Recommendations will be forwarded to Tissue Establishments (TE) and Organizations Responsible for Human Application (ORHA), as the main actors in the process of validation and designing T&C preparation processes and patient follow-up according to a clinical indication.
This project aims to define the threshold of novelty, including definition of the factors that should be considered to determine the scope and depth of the clinical follow-up studies needed. The scope and extent of the recommended studies will be determined on the basis of a risk based approach performed taking into account factors such as the novelty of the product/preparation process/clinical indication, and its technical complexity.

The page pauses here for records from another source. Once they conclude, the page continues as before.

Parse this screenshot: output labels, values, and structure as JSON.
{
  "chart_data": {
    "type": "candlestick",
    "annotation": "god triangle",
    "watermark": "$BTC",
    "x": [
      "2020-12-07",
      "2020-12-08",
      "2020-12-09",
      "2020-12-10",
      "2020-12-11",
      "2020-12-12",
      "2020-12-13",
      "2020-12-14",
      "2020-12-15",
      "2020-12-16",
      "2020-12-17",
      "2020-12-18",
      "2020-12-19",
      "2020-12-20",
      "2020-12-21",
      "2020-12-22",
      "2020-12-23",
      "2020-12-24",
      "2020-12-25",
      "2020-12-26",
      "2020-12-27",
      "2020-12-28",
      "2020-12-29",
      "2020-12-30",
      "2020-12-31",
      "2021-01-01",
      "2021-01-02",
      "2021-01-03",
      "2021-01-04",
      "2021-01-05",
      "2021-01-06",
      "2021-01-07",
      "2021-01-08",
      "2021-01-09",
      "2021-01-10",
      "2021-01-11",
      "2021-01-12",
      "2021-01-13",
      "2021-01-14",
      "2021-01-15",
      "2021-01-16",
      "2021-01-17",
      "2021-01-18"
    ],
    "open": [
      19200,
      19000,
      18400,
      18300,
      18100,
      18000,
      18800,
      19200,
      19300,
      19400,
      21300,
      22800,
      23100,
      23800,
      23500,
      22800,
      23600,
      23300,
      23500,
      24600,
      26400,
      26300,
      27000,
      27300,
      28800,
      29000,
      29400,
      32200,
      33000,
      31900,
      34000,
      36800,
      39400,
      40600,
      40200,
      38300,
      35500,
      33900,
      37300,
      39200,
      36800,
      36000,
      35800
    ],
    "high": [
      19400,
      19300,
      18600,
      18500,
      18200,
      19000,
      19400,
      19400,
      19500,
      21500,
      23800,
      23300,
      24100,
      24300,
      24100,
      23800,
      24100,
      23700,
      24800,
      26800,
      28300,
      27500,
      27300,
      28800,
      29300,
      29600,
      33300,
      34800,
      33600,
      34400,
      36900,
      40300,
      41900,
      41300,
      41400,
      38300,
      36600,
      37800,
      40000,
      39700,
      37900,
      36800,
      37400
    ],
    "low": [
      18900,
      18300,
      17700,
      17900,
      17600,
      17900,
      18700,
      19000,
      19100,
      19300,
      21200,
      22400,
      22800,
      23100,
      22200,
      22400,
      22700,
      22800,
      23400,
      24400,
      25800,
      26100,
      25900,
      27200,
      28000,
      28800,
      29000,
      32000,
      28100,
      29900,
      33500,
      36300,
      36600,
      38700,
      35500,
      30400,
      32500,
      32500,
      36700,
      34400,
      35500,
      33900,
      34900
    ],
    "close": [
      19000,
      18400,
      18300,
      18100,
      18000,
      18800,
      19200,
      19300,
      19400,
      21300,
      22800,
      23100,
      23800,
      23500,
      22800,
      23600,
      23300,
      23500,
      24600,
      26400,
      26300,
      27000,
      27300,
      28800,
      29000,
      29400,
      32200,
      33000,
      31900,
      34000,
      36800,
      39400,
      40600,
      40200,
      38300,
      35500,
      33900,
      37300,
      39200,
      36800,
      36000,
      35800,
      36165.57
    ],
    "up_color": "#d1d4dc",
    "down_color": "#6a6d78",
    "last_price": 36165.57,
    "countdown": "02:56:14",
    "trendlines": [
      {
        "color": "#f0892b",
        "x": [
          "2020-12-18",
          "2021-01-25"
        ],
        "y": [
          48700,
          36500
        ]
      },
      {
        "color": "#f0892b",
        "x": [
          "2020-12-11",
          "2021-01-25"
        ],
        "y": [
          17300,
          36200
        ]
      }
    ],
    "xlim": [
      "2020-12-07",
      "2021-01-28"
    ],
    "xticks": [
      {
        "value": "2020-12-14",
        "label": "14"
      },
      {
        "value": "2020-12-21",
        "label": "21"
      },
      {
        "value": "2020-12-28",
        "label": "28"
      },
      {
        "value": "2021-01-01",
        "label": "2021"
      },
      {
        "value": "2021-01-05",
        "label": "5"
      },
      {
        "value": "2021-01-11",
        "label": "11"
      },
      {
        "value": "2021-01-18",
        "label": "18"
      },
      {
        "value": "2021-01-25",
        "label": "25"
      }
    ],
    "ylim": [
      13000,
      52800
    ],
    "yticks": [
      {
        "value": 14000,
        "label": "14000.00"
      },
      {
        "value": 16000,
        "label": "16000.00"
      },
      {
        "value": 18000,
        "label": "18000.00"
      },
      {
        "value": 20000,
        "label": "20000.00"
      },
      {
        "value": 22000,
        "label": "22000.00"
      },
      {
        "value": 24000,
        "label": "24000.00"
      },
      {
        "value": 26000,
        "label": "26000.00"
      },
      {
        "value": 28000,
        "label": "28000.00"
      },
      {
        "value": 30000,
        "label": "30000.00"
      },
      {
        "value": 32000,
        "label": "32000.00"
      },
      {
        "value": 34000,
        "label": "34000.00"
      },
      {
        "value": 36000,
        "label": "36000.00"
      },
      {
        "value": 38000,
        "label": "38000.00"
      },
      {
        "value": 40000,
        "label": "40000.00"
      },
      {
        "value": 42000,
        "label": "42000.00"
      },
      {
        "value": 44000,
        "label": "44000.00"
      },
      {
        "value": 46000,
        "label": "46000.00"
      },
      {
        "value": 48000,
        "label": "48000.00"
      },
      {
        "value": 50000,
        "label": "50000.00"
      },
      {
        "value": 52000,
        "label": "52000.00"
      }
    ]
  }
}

A T&C Database of products, preparation procedures, clinical applications and their current status of authorisation and implementation will be established, working as a starting point for determining the ‘novelty’ of processes/therapies by TEs and ORHAs, and allowing the use of established processes/therapies by any centre that strictly follows the same procedure/clinical procedure/indication.
This project also aims to define a “GTP’s management model” that could provide impetus for future standards harmonisation and promotion, and allow the establishment of European accreditation and training programs for TE.
There are 4 specific Work Packages:
WP5 Good Practices for demonstrating safety and quality through recipient follow-up – Generic requirements
WP 6 Good Practices for demonstrating safety and quality through recipient follow-up– Tissues
WP7 Good Practices for demonstrating safety and quality through recipient follow-up– HSC
WP8 Good Practices for demonstrating safety and quality through recipient follow-up – ART
WP 9 T&C Database and Interactive assessment tool
The project is coordinated by the Spanish Banc De Sang I Teixits (BST) and has started on the 1st of April.
CNT is responsible for WP5 and is assisted in its effort by some Italian collaborating partners, namely Fondazione Banca degli Occhi, Banca Multitessuto di Treviso, GITMO e Dipartimento di Fisiopatologia Policlinico Umberto I.